Shipping industry sources said that the new initiative will require changes to the Bill of Lading to make it “free-in, free-out” of containers, excluding THC, for smooth enforcement.
Shipping lines say they have been made the fall guy in the government’s bid to reduce logistics costs.
“For a shipping line coming to Jawaharlal Nehru Port Trust (JNPT), we are paying $160,000 as vessel-related charges per call. It is very high compared with other parts of the world. Nobody is questioning
+that. For customers, the criminal is the shipping line and the terminals are like saints. Somebody should question why they are charging so much.
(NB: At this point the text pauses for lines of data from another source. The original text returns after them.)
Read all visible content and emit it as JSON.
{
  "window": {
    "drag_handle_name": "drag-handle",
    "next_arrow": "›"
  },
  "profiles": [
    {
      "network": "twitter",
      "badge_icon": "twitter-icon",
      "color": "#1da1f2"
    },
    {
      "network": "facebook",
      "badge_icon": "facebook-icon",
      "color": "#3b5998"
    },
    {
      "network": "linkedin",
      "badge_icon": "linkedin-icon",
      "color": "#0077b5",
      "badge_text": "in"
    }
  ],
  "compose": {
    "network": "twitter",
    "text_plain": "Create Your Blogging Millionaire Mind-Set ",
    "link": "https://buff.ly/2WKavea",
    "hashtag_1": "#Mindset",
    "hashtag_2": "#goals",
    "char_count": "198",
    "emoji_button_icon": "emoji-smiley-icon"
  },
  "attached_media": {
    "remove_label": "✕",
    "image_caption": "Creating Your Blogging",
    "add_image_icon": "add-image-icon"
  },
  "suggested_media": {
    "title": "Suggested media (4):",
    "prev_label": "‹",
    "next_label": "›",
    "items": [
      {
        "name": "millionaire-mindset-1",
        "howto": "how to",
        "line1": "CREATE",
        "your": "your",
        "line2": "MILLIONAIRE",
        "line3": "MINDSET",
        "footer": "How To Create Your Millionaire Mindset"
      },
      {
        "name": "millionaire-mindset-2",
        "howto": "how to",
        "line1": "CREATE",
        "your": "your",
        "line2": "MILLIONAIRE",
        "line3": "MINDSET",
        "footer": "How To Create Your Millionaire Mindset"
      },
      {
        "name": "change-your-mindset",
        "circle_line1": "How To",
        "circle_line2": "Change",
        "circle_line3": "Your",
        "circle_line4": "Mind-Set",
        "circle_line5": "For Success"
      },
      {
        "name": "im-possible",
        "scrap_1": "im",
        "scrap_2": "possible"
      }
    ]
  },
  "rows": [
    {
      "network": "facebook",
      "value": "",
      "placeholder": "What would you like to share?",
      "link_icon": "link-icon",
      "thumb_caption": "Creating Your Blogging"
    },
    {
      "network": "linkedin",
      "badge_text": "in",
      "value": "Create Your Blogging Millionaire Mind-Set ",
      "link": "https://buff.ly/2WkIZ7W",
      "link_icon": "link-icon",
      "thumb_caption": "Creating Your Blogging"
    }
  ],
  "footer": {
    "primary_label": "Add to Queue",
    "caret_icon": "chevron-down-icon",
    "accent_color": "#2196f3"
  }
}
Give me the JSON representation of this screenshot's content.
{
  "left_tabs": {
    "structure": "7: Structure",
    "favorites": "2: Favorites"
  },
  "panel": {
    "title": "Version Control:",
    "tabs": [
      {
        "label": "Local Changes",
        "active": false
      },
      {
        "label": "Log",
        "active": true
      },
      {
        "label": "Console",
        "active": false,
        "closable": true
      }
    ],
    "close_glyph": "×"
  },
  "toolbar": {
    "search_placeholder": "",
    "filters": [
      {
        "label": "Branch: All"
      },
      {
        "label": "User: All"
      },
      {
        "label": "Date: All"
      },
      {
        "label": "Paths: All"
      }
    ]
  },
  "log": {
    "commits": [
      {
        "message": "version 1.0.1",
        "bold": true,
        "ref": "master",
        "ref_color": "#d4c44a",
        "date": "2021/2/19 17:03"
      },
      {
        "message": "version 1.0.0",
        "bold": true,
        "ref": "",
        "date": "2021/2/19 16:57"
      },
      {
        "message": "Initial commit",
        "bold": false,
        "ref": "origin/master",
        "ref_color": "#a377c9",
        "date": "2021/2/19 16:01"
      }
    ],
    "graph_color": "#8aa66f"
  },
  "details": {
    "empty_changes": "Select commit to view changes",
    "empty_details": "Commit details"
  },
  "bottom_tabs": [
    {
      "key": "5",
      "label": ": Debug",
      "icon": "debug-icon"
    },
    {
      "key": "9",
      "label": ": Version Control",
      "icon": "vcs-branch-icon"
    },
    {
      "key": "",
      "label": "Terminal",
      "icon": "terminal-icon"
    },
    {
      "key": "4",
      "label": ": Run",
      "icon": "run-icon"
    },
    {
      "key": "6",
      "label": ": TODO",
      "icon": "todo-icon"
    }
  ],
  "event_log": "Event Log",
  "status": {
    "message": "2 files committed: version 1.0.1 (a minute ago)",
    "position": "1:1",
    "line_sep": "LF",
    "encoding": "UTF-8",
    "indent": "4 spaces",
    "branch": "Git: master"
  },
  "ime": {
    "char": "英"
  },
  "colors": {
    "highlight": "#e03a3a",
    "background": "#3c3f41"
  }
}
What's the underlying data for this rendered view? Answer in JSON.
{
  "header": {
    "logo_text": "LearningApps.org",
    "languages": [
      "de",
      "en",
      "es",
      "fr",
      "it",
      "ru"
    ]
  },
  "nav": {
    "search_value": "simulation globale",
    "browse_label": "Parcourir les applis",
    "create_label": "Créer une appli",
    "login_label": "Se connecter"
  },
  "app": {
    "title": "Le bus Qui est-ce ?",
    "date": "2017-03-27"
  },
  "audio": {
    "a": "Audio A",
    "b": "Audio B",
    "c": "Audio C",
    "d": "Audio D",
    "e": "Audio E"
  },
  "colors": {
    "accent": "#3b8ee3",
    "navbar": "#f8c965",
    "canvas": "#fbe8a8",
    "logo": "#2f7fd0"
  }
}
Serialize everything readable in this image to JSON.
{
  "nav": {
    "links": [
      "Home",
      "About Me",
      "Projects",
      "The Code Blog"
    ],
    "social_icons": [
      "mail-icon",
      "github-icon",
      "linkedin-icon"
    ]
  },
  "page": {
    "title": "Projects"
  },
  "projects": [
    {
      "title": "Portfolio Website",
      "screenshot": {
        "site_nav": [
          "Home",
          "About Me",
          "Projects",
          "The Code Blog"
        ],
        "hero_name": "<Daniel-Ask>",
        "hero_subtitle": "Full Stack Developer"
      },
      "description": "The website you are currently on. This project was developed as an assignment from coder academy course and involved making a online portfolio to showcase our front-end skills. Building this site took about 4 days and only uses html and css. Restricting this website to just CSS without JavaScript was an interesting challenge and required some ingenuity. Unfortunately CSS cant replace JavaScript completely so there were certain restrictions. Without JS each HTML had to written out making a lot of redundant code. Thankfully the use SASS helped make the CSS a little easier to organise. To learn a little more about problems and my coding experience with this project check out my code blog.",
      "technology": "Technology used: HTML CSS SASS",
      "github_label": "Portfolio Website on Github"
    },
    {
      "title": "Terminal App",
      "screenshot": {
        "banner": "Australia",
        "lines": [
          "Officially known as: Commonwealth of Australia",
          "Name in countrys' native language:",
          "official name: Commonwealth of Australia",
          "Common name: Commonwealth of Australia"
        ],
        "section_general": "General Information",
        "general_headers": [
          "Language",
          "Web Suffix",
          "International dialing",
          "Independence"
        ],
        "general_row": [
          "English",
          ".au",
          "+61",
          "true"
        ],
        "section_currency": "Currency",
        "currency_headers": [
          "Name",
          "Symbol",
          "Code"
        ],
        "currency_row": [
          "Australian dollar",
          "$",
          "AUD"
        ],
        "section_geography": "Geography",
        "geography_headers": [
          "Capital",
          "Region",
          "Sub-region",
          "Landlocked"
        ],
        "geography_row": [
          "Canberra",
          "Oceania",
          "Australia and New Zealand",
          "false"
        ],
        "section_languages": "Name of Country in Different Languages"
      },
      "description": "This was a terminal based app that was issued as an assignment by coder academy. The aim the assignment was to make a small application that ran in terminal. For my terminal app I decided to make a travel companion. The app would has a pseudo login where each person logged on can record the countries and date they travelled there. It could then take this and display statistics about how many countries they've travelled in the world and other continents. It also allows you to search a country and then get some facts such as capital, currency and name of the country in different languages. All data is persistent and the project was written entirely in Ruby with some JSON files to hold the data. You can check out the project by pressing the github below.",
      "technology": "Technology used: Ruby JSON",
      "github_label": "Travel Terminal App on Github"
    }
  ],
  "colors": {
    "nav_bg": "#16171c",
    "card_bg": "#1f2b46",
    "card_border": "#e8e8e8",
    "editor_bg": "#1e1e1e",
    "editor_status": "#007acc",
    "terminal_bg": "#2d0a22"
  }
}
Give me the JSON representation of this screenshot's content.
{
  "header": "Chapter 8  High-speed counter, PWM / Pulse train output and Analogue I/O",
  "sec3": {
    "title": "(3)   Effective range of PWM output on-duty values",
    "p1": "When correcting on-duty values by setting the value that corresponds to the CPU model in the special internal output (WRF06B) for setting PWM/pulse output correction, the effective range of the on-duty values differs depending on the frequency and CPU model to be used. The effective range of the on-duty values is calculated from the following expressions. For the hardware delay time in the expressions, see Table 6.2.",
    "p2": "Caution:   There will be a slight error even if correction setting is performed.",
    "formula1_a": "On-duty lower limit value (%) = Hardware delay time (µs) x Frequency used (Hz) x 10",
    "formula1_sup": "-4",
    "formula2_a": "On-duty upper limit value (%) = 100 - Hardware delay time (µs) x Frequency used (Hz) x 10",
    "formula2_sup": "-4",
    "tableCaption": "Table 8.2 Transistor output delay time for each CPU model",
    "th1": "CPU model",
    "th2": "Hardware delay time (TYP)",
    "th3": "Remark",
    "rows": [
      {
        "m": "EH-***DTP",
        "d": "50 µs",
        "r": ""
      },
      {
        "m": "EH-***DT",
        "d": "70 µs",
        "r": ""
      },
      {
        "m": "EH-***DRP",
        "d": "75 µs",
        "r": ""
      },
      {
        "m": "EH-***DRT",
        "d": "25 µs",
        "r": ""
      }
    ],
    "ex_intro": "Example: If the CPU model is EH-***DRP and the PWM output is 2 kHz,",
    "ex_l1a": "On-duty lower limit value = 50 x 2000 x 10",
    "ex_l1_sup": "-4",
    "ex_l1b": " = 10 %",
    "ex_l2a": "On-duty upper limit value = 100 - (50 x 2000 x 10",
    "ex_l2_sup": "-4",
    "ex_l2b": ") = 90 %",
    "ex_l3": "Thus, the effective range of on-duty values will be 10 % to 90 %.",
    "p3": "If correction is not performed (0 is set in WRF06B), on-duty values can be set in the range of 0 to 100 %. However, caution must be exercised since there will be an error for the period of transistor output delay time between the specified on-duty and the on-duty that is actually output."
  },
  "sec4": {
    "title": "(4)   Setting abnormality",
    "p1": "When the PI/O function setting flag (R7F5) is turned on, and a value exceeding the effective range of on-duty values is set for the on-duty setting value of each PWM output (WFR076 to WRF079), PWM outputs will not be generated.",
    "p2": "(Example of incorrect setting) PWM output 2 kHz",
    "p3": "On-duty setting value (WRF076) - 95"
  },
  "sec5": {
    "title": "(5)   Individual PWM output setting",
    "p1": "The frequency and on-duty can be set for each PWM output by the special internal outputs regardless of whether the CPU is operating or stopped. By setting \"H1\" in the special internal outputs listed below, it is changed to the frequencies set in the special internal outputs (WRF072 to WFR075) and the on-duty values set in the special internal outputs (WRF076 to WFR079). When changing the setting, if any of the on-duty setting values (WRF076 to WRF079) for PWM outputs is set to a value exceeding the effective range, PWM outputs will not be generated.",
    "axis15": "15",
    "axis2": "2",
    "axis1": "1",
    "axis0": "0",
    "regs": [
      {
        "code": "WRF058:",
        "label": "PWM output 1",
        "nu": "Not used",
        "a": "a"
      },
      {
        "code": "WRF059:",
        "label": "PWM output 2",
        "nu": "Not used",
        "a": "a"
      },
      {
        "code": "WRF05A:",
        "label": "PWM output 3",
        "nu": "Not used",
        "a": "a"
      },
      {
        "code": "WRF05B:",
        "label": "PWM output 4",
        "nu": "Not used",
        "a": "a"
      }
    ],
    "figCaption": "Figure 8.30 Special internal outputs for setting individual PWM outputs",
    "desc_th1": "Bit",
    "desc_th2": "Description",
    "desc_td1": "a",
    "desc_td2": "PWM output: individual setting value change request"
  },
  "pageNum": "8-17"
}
If the government is trying to reduce the costs, then why are these charges not reduced, why only the shipping line is blamed every time,” said an executive with a Europe-based container line.
Trade sources said that the new arrangement should be extended to all and not just to some 2,000 DPD and AEO clients, who form only 10 per cent of the total trade, particularly at JNPT, India’s busiest container gateway, to be effective.
“You cannot do it on a piecemeal basis for 10 per cent of customers and exclude the balance 90 per cent. If you want to make a policy, do it for everybody,” a trade source said.